In 2011, inspired by pop-up books and origami, the team developed a micro-fabrication approach that enables the assembly of robots from flat sheets of composite materials. The researchers then applied their approach to develop a 15 x 15 x 20mm Delta robot.
“The physics of scaling told us that bringing down the size of Delta robots would increase their speed and acceleration, and pop-up MEMS manufacturing with its ability to use any material or combination of materials seemed an ideal way to attack this problem,” said Professor Robert Wood, co-leader of the Wyss Institute’s Bioinspired Robotics platform. “This approach also allowed us to rapidly go through a number of iterations that led us to the final milliDelta.”

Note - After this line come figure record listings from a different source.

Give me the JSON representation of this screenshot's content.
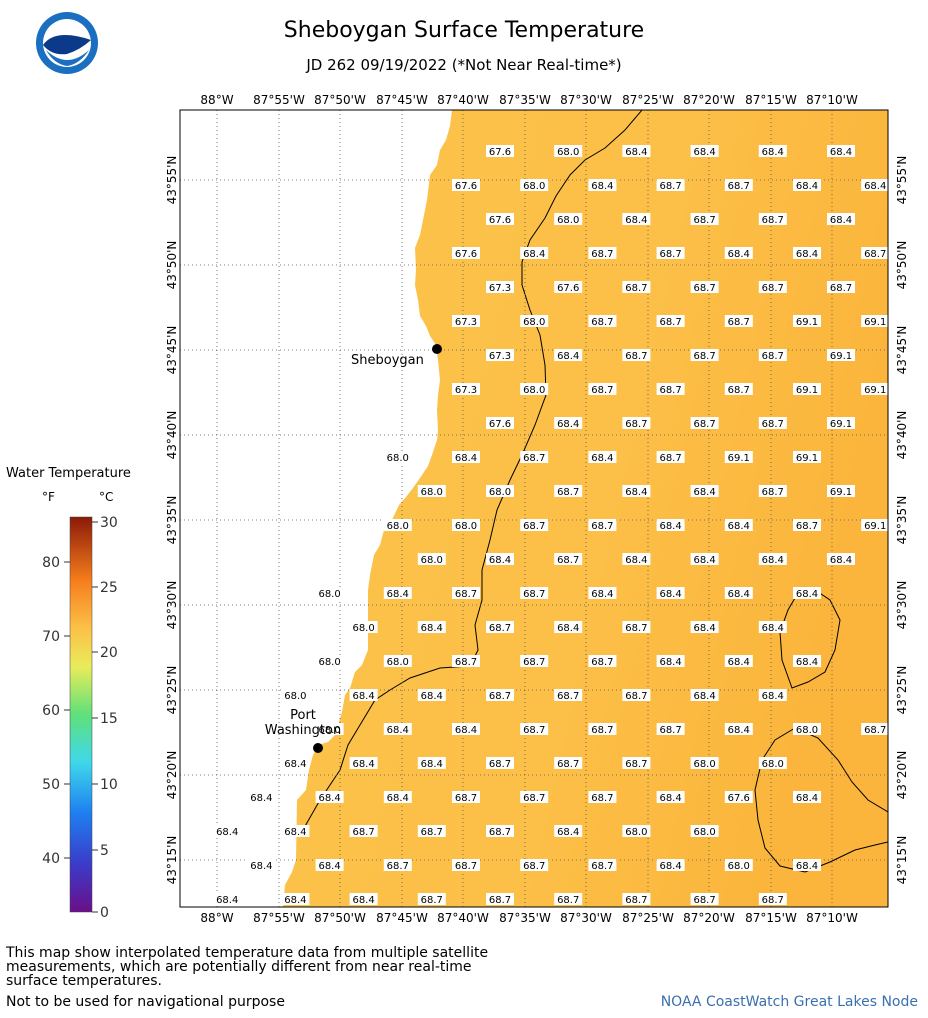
{
  "title": "Sheboygan Surface Temperature",
  "subtitle": "JD 262 09/19/2022 (*Not Near Real-time*)",
  "logo": {
    "text": "NOAA",
    "colors": {
      "outer": "#1b6fc0",
      "inner": "#ffffff",
      "bird": "#0b3a8a"
    }
  },
  "longitude_labels": [
    "88°W",
    "87°55'W",
    "87°50'W",
    "87°45'W",
    "87°40'W",
    "87°35'W",
    "87°30'W",
    "87°25'W",
    "87°20'W",
    "87°15'W",
    "87°10'W"
  ],
  "latitude_labels": [
    "43°55'N",
    "43°50'N",
    "43°45'N",
    "43°40'N",
    "43°35'N",
    "43°30'N",
    "43°25'N",
    "43°20'N",
    "43°15'N"
  ],
  "cities": [
    {
      "name": "Sheboygan"
    },
    {
      "name": "Port Washington"
    }
  ],
  "legend": {
    "title": "Water Temperature",
    "unit_f": "°F",
    "unit_c": "°C",
    "f_ticks": [
      "80",
      "70",
      "60",
      "50",
      "40"
    ],
    "c_ticks": [
      "30",
      "25",
      "20",
      "15",
      "10",
      "5",
      "0"
    ]
  },
  "temperature_rows": [
    [
      "67.6",
      "68.0",
      "68.4",
      "68.4",
      "68.4",
      "68.4"
    ],
    [
      "67.6",
      "68.0",
      "68.4",
      "68.7",
      "68.7",
      "68.4",
      "68.4"
    ],
    [
      "67.6",
      "68.0",
      "68.4",
      "68.7",
      "68.7",
      "68.4",
      "68.4"
    ],
    [
      "67.6",
      "68.4",
      "68.7",
      "68.7",
      "68.4",
      "68.4",
      "68.7"
    ],
    [
      "67.3",
      "67.6",
      "68.7",
      "68.7",
      "68.7",
      "68.7",
      "68.7"
    ],
    [
      "67.3",
      "68.0",
      "68.7",
      "68.7",
      "68.7",
      "69.1",
      "69.1"
    ],
    [
      "67.3",
      "68.4",
      "68.7",
      "68.7",
      "68.7",
      "69.1"
    ],
    [
      "67.3",
      "68.0",
      "68.7",
      "68.7",
      "68.7",
      "69.1",
      "69.1"
    ],
    [
      "67.6",
      "68.4",
      "68.7",
      "68.7",
      "68.7",
      "69.1"
    ],
    [
      "68.0",
      "68.4",
      "68.7",
      "68.4",
      "68.7",
      "69.1",
      "69.1"
    ],
    [
      "68.0",
      "68.0",
      "68.7",
      "68.4",
      "68.4",
      "68.7",
      "69.1"
    ],
    [
      "68.0",
      "68.0",
      "68.7",
      "68.7",
      "68.4",
      "68.4",
      "68.7",
      "69.1"
    ],
    [
      "68.0",
      "68.4",
      "68.7",
      "68.4",
      "68.4",
      "68.4",
      "68.4"
    ],
    [
      "68.0",
      "68.4",
      "68.7",
      "68.7",
      "68.4",
      "68.4",
      "68.4",
      "68.4"
    ],
    [
      "68.0",
      "68.4",
      "68.7",
      "68.4",
      "68.7",
      "68.4",
      "68.4"
    ],
    [
      "68.0",
      "68.0",
      "68.7",
      "68.7",
      "68.7",
      "68.4",
      "68.4",
      "68.4"
    ],
    [
      "68.0",
      "68.4",
      "68.4",
      "68.7",
      "68.7",
      "68.7",
      "68.4",
      "68.4"
    ],
    [
      "68.0",
      "68.4",
      "68.4",
      "68.7",
      "68.7",
      "68.7",
      "68.4",
      "68.0",
      "68.7"
    ],
    [
      "68.4",
      "68.4",
      "68.4",
      "68.7",
      "68.7",
      "68.7",
      "68.0",
      "68.0"
    ],
    [
      "68.4",
      "68.4",
      "68.4",
      "68.7",
      "68.7",
      "68.7",
      "68.4",
      "67.6",
      "68.4"
    ],
    [
      "68.4",
      "68.4",
      "68.7",
      "68.7",
      "68.7",
      "68.4",
      "68.0",
      "68.0"
    ],
    [
      "68.4",
      "68.4",
      "68.7",
      "68.7",
      "68.7",
      "68.7",
      "68.4",
      "68.0",
      "68.4"
    ],
    [
      "68.4",
      "68.4",
      "68.4",
      "68.7",
      "68.7",
      "68.7",
      "68.7",
      "68.7",
      "68.7"
    ]
  ],
  "disclaimer": "This map show interpolated temperature data from multiple satellite measurements, which are potentially different from near real-time surface temperatures.",
  "nav_note": "Not to be used for navigational purpose",
  "credit": "NOAA CoastWatch Great Lakes Node",
  "colors": {
    "water": "#fcc048",
    "water_warm": "#fbb83e",
    "land": "#ffffff",
    "grid": "#555555"
  }
}
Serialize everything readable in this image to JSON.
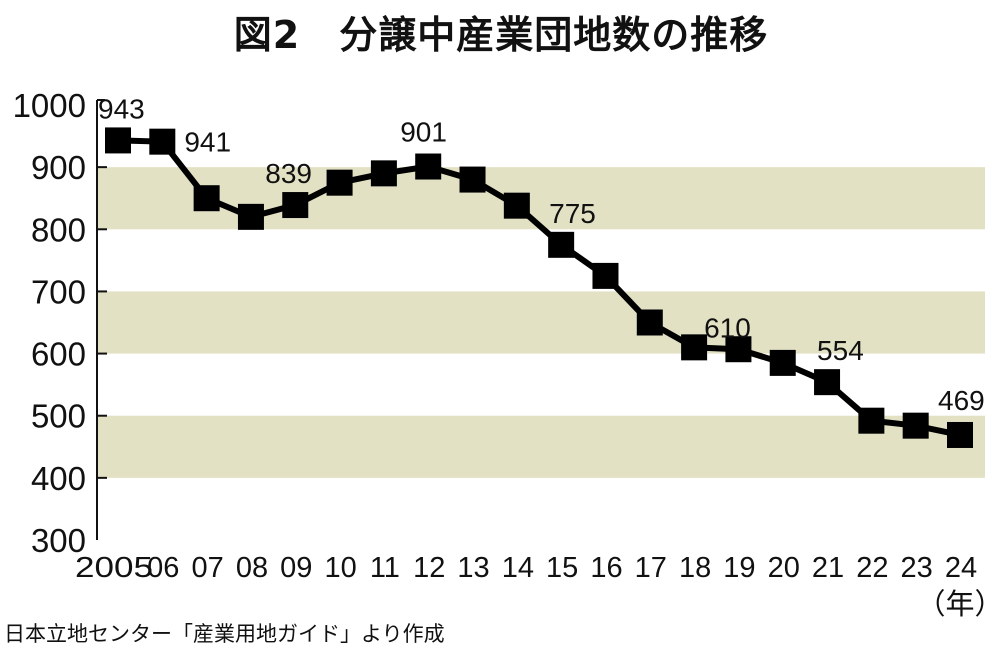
{
  "chart_data": {
    "type": "line",
    "title": "図2　分譲中産業団地数の推移",
    "xlabel": "（年）",
    "ylabel": "",
    "categories": [
      "2005",
      "06",
      "07",
      "08",
      "09",
      "10",
      "11",
      "12",
      "13",
      "14",
      "15",
      "16",
      "17",
      "18",
      "19",
      "20",
      "21",
      "22",
      "23",
      "24"
    ],
    "series": [
      {
        "name": "分譲中産業団地数",
        "values": [
          943,
          941,
          850,
          820,
          839,
          875,
          890,
          901,
          880,
          838,
          775,
          725,
          650,
          610,
          607,
          585,
          554,
          492,
          484,
          469
        ]
      }
    ],
    "data_labels": {
      "0": "943",
      "1": "941",
      "4": "839",
      "7": "901",
      "10": "775",
      "13": "610",
      "16": "554",
      "19": "469"
    },
    "ylim": [
      300,
      1000
    ],
    "yticks": [
      "300",
      "400",
      "500",
      "600",
      "700",
      "800",
      "900",
      "1000"
    ],
    "bands": [
      [
        400,
        500
      ],
      [
        600,
        700
      ],
      [
        800,
        900
      ]
    ],
    "band_color": "#e3e1c4",
    "line_color": "#000000",
    "grid": false,
    "source": "日本立地センター「産業用地ガイド」より作成"
  }
}
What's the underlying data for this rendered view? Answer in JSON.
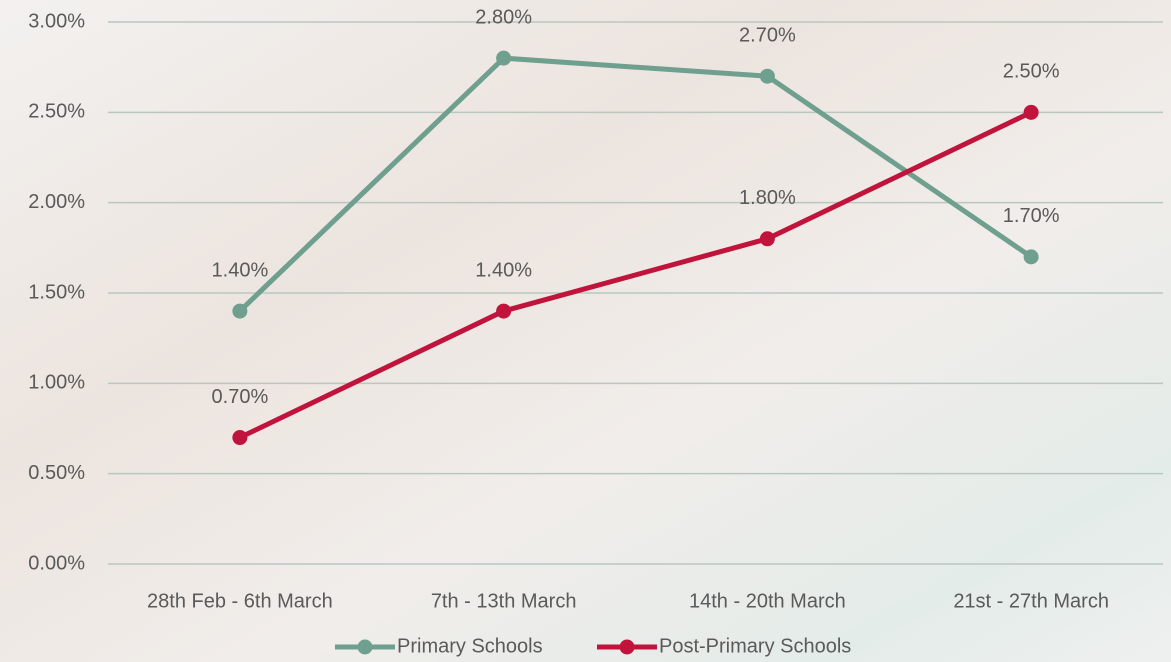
{
  "chart_data": {
    "type": "line",
    "categories": [
      "28th Feb - 6th March",
      "7th - 13th March",
      "14th - 20th March",
      "21st - 27th March"
    ],
    "series": [
      {
        "name": "Primary Schools",
        "color": "#6e9f8f",
        "values": [
          1.4,
          2.8,
          2.7,
          1.7
        ],
        "value_labels": [
          "1.40%",
          "2.80%",
          "2.70%",
          "1.70%"
        ]
      },
      {
        "name": "Post-Primary Schools",
        "color": "#c0143c",
        "values": [
          0.7,
          1.4,
          1.8,
          2.5
        ],
        "value_labels": [
          "0.70%",
          "1.40%",
          "1.80%",
          "2.50%"
        ]
      }
    ],
    "ylim": [
      0,
      3
    ],
    "yticks": [
      {
        "value": 0,
        "label": "0.00%"
      },
      {
        "value": 0.5,
        "label": "0.50%"
      },
      {
        "value": 1,
        "label": "1.00%"
      },
      {
        "value": 1.5,
        "label": "1.50%"
      },
      {
        "value": 2,
        "label": "2.00%"
      },
      {
        "value": 2.5,
        "label": "2.50%"
      },
      {
        "value": 3,
        "label": "3.00%"
      }
    ],
    "grid": true,
    "legend": "bottom"
  }
}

The milliDelta design incorporates a composite laminate structure with embedded flexural joints that approximate the more complicated joints found in large scale Delta robots. “With the help of an assembly jig, this laminate can be precisely folded into a millimetre-scale Delta robot. The milliDelta also utilises piezoelectric actuators, which allow it to perform movements at frequencies 15 to 20 times higher than those of other currently available Delta robots,” said Hayley McClintock, a researcher on Prof Wood’s team.
In addition, the team demonstrated that the milliDelta can operate in a workspace of about 7mm3 and that it can apply forces and exhibit trajectories that, together with its high frequencies, could make it ideal for micromanipulations in industrial pick-and-place processes and microscopic surgeries such as retinal microsurgeries performed on the human eye.